モモ初めての登校拒否
モモは小学一年生、保育園とは違う学区の小学校に通う事になった。
知らない子達ばかりと思っていたが、モモの事情で皆と違う保育園にいっていたので、近所の子は何人かしっていたし、遊具のあるお宮さんでの遊び仲間もいて、そんなに違和感もなく入っていけたと思っていた。
ところが、ある日突然、「今日、学校、行かん。」が始まった。
はきりっと覚えてる時ばかりではないが…。
先生が家まできて、母と話をはじめた。「モモちゃんが、急に反抗的になって、学校の先生先生って偉そうに、先生のどこがそんなに偉いんや!とくってかかってきましてね…。」四畳半と六畳の二部屋しかない家で聞こえない訳がない。「モモここおいで」と母に言われ、何事がこれから始まるのかとかまえて座った。

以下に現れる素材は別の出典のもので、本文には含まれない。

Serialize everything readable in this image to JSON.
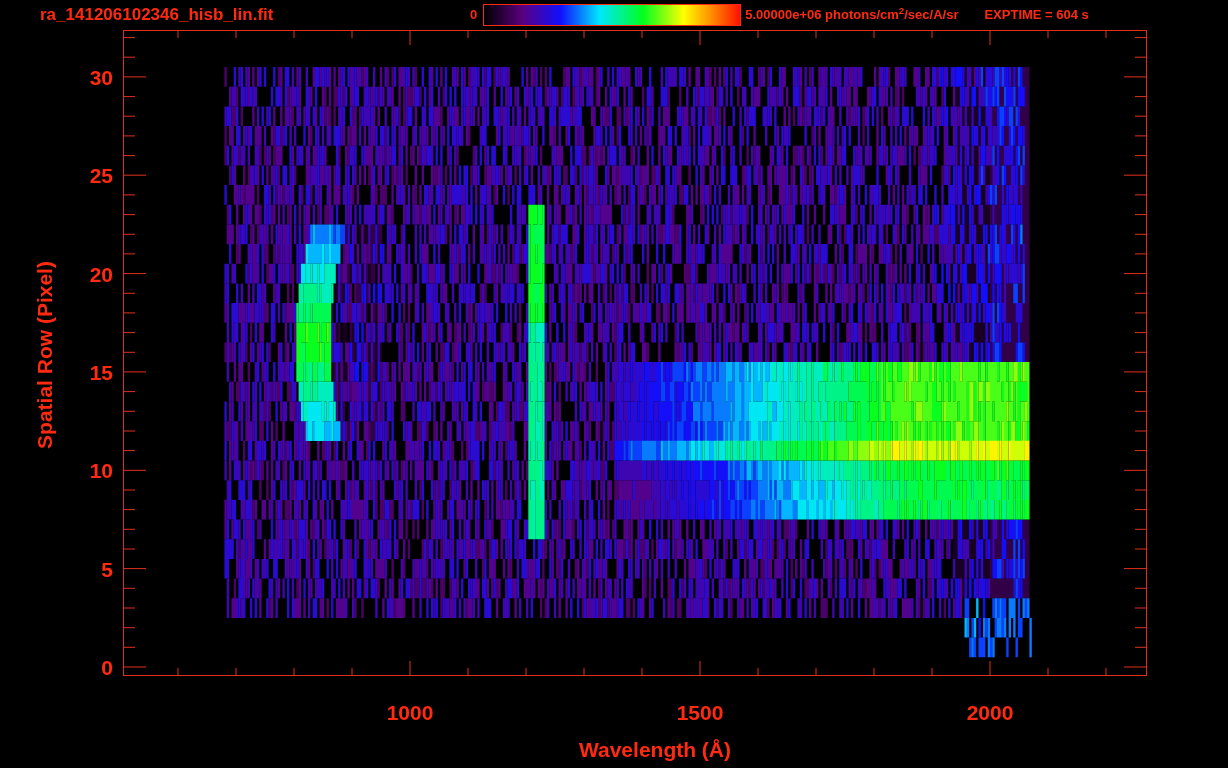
{
  "header": {
    "title": "ra_141206102346_hisb_lin.fit",
    "colorbar_min": "0",
    "colorbar_max": "5.00000e+06 photons/cm$^{2}$/sec/A/sr",
    "exposure": "EXPTIME = 604 s"
  },
  "plot": {
    "xlabel": "Wavelength (Å)",
    "ylabel": "Spatial Row (Pixel)",
    "xticks": [
      "1000",
      "1500",
      "2000"
    ],
    "yticks": [
      "30",
      "25",
      "20",
      "15",
      "10",
      "5",
      "0"
    ]
  }
}
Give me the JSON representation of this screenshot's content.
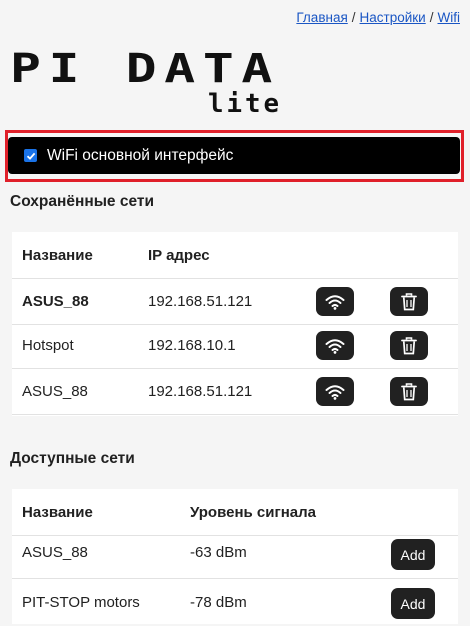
{
  "breadcrumb": {
    "items": [
      "Главная",
      "Настройки",
      "Wifi"
    ],
    "separator": "/"
  },
  "logo": {
    "line1": "PI DATA",
    "line2": "lite"
  },
  "interface": {
    "label": "WiFi основной интерфейс",
    "checked": true
  },
  "saved_networks": {
    "title": "Сохранённые сети",
    "columns": [
      "Название",
      "IP адрес"
    ],
    "rows": [
      {
        "name": "ASUS_88",
        "ip": "192.168.51.121",
        "active": true
      },
      {
        "name": "Hotspot",
        "ip": "192.168.10.1",
        "active": false
      },
      {
        "name": "ASUS_88",
        "ip": "192.168.51.121",
        "active": false
      }
    ],
    "actions": [
      "wifi-icon",
      "trash-icon"
    ]
  },
  "available_networks": {
    "title": "Доступные сети",
    "columns": [
      "Название",
      "Уровень сигнала"
    ],
    "rows": [
      {
        "name": "ASUS_88",
        "signal": "-63 dBm"
      },
      {
        "name": "PIT-STOP motors",
        "signal": "-78 dBm"
      }
    ],
    "add_label": "Add"
  },
  "colors": {
    "accent_border": "#e0202a",
    "button_bg": "#212121",
    "link": "#1a56c4"
  }
}
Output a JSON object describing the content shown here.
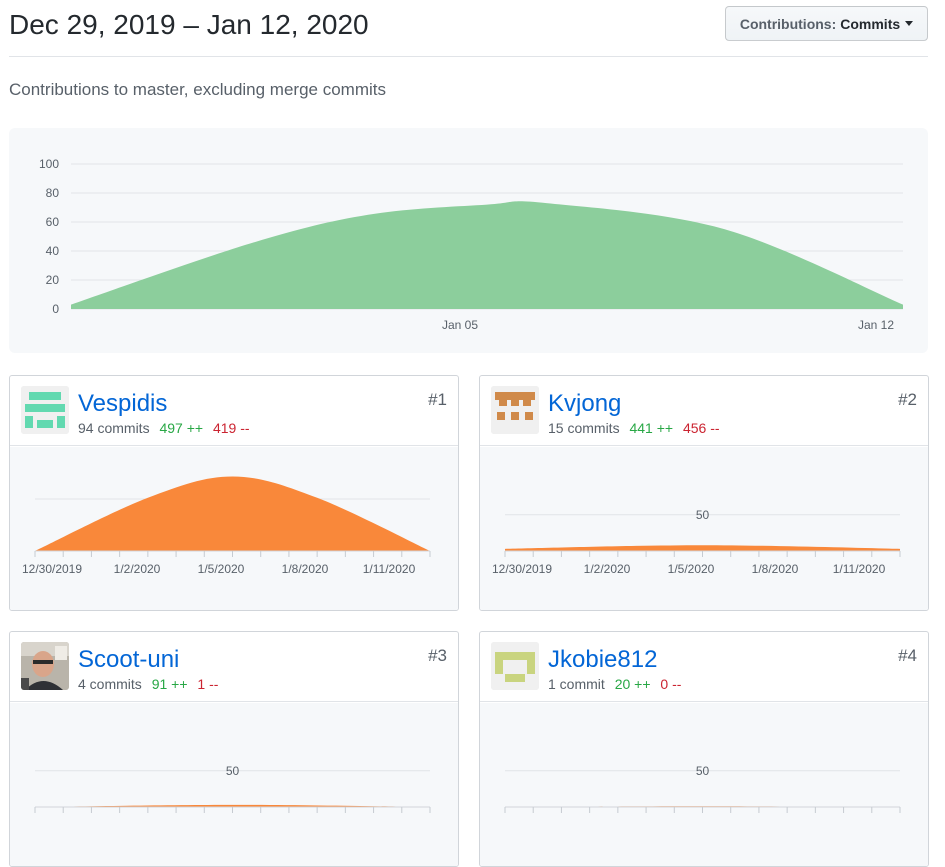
{
  "header": {
    "date_range": "Dec 29, 2019 – Jan 12, 2020",
    "type_select": {
      "label": "Contributions:",
      "value": "Commits"
    }
  },
  "subtitle": "Contributions to master, excluding merge commits",
  "colors": {
    "main_area": "#8cce9c",
    "contributor_area": "#f9883a",
    "link": "#0366d6",
    "additions": "#28a745",
    "deletions": "#cb2431"
  },
  "chart_data": [
    {
      "type": "area",
      "x_ticks": [
        "Jan 05",
        "Jan 12"
      ],
      "y_ticks": [
        "0",
        "20",
        "40",
        "60",
        "80",
        "100"
      ],
      "ylim": [
        0,
        100
      ],
      "x": [
        "2019-12-29",
        "2020-01-01",
        "2020-01-03",
        "2020-01-05",
        "2020-01-06",
        "2020-01-09",
        "2020-01-12"
      ],
      "values": [
        3,
        45,
        65,
        72,
        73,
        55,
        3
      ]
    },
    {
      "type": "area",
      "x_ticks": [
        "12/30/2019",
        "1/2/2020",
        "1/5/2020",
        "1/8/2020",
        "1/11/2020"
      ],
      "y_ticks": [],
      "ylim": [
        0,
        100
      ],
      "x": [
        "2019-12-29",
        "2020-01-02",
        "2020-01-05",
        "2020-01-08",
        "2020-01-12"
      ],
      "values": [
        0,
        70,
        98,
        70,
        0
      ]
    },
    {
      "type": "area",
      "x_ticks": [
        "12/30/2019",
        "1/2/2020",
        "1/5/2020",
        "1/8/2020",
        "1/11/2020"
      ],
      "y_ticks": [
        "50"
      ],
      "ylim": [
        0,
        105
      ],
      "x": [
        "2019-12-29",
        "2020-01-05",
        "2020-01-12"
      ],
      "values": [
        3,
        8,
        3
      ]
    },
    {
      "type": "area",
      "x_ticks": [],
      "y_ticks": [
        "50"
      ],
      "ylim": [
        0,
        105
      ],
      "x": [
        "2019-12-29",
        "2020-01-05",
        "2020-01-12"
      ],
      "values": [
        0,
        3,
        0
      ]
    },
    {
      "type": "area",
      "x_ticks": [],
      "y_ticks": [
        "50"
      ],
      "ylim": [
        0,
        105
      ],
      "x": [
        "2019-12-29",
        "2020-01-05",
        "2020-01-12"
      ],
      "values": [
        0,
        1,
        0
      ]
    }
  ],
  "contributors": [
    {
      "name": "Vespidis",
      "commits": "94 commits",
      "additions": "497 ++",
      "deletions": "419 --",
      "rank": "#1",
      "avatar_icon": "identicon-teal"
    },
    {
      "name": "Kvjong",
      "commits": "15 commits",
      "additions": "441 ++",
      "deletions": "456 --",
      "rank": "#2",
      "avatar_icon": "identicon-brown"
    },
    {
      "name": "Scoot-uni",
      "commits": "4 commits",
      "additions": "91 ++",
      "deletions": "1 --",
      "rank": "#3",
      "avatar_icon": "photo-avatar"
    },
    {
      "name": "Jkobie812",
      "commits": "1 commit",
      "additions": "20 ++",
      "deletions": "0 --",
      "rank": "#4",
      "avatar_icon": "identicon-olive"
    }
  ]
}
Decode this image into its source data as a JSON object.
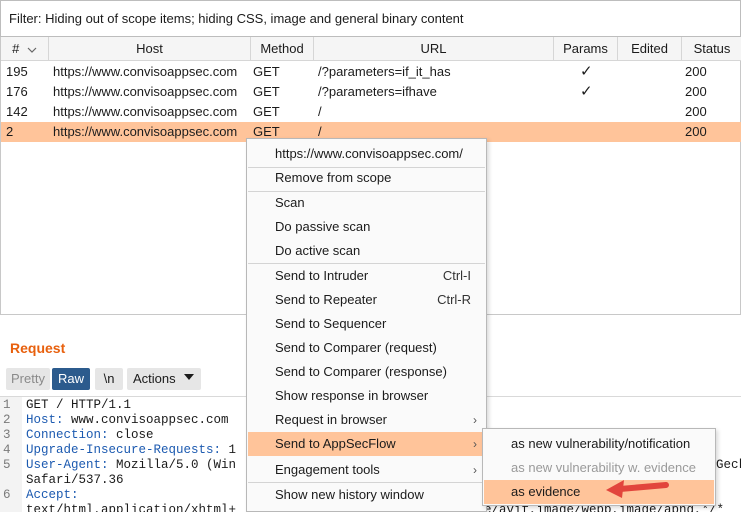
{
  "filter": {
    "text": "Filter: Hiding out of scope items;  hiding CSS, image and general binary content"
  },
  "table": {
    "headers": {
      "num": "#",
      "host": "Host",
      "method": "Method",
      "url": "URL",
      "params": "Params",
      "edited": "Edited",
      "status": "Status"
    },
    "rows": [
      {
        "num": "195",
        "host": "https://www.convisoappsec.com",
        "method": "GET",
        "url": "/?parameters=if_it_has",
        "params": "✓",
        "status": "200"
      },
      {
        "num": "176",
        "host": "https://www.convisoappsec.com",
        "method": "GET",
        "url": "/?parameters=ifhave",
        "params": "✓",
        "status": "200"
      },
      {
        "num": "142",
        "host": "https://www.convisoappsec.com",
        "method": "GET",
        "url": "/",
        "params": "",
        "status": "200"
      },
      {
        "num": "2",
        "host": "https://www.convisoappsec.com",
        "method": "GET",
        "url": "/",
        "params": "",
        "status": "200"
      }
    ]
  },
  "request": {
    "title": "Request",
    "tabs": {
      "pretty": "Pretty",
      "raw": "Raw",
      "newline": "\\n",
      "actions": "Actions"
    },
    "lines": [
      {
        "n": "1",
        "name": "",
        "text": "GET / HTTP/1.1"
      },
      {
        "n": "2",
        "name": "Host:",
        "text": " www.convisoappsec.com"
      },
      {
        "n": "3",
        "name": "Connection:",
        "text": " close"
      },
      {
        "n": "4",
        "name": "Upgrade-Insecure-Requests:",
        "text": " 1"
      },
      {
        "n": "5",
        "name": "User-Agent:",
        "text": " Mozilla/5.0 (Win"
      },
      {
        "n": "",
        "name": "",
        "text": "Safari/537.36"
      },
      {
        "n": "6",
        "name": "Accept:",
        "text": ""
      },
      {
        "n": "",
        "name": "",
        "text": "text/html,application/xhtml+"
      }
    ],
    "overflow_text": "Geck",
    "overflow_text2": "e/avif,image/webp,image/apng,*/*"
  },
  "context_menu": {
    "url_item": "https://www.convisoappsec.com/",
    "remove_scope": "Remove from scope",
    "scan": "Scan",
    "passive_scan": "Do passive scan",
    "active_scan": "Do active scan",
    "send_intruder": "Send to Intruder",
    "send_intruder_sc": "Ctrl-I",
    "send_repeater": "Send to Repeater",
    "send_repeater_sc": "Ctrl-R",
    "send_sequencer": "Send to Sequencer",
    "send_comparer_req": "Send to Comparer (request)",
    "send_comparer_resp": "Send to Comparer (response)",
    "show_response": "Show response in browser",
    "request_browser": "Request in browser",
    "send_appsecflow": "Send to AppSecFlow",
    "engagement_tools": "Engagement tools",
    "show_history": "Show new history window"
  },
  "submenu": {
    "new_vuln": "as new vulnerability/notification",
    "new_vuln_evidence": "as new vulnerability w. evidence",
    "as_evidence": "as evidence"
  },
  "colors": {
    "accent": "#e8600d",
    "selection": "#ffc49a",
    "raw_tab": "#2c5b8d",
    "arrow": "#e2453c"
  }
}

そこで母の口から、「それで、先生はこの子の質問に答えられなかったんですね。」先生が、「そうですね」と言い終わると同時に、「そら先生があかん!答えられへんのやったら、答えられへん、わからんことは先生にもあるの。といったらよかったのと違う。今日のところはお帰り下さい。」
あっけにとられて先生の口から言葉は失われていた。
先生が帰ってから、今度は私の番や…。と神妙にしている私をおいて、母は内職をはじめた。何事もなっかったように。
「お母ちゃん…。」
「なんや」
「なんでもない」
と、手は休まないまま、
「あんな、お母ちゃんにはあんたの気持はわからへん。あんたも自分の気持ち、わかってないやろ。それでええよ。あんたには何か先生に気に入らんとこ見たんやろ。それが小学校一年生の子にわかったら、それこそ大事じゃわ。行きたもないもん無理したって身にはならん、病気になるのが落ちや。やめ時。」といって笑った。
それから知らぬ間に学校へは行っていた。が、登校拒否は高校生の時まで続いた。当然、その度に先生から何かしらあるのだが、母の一撃に言い勝った先生は一人もいなかった。
(お母ちゃんだけは私を信じてくれてる。)とその度に強く感じていく。たとえ私の方が悪くてもかばい続けてくれる母に、(お母ちゃんごめんな)と胸の奥の方がいつも熱くなった。
子供のこころの病気は他人ごとではない。親として何かしてあげようとかあたふたするばかりにならない。何をしたらいいのかではなく、自分が自分らしく生きる姿でしっかりと見守っていてやること。子供は母性に包まれているという安心感が欲しいだけ…。
こころは、いつもつかみどころなく…。他人ごとじゃないよ。私のこと。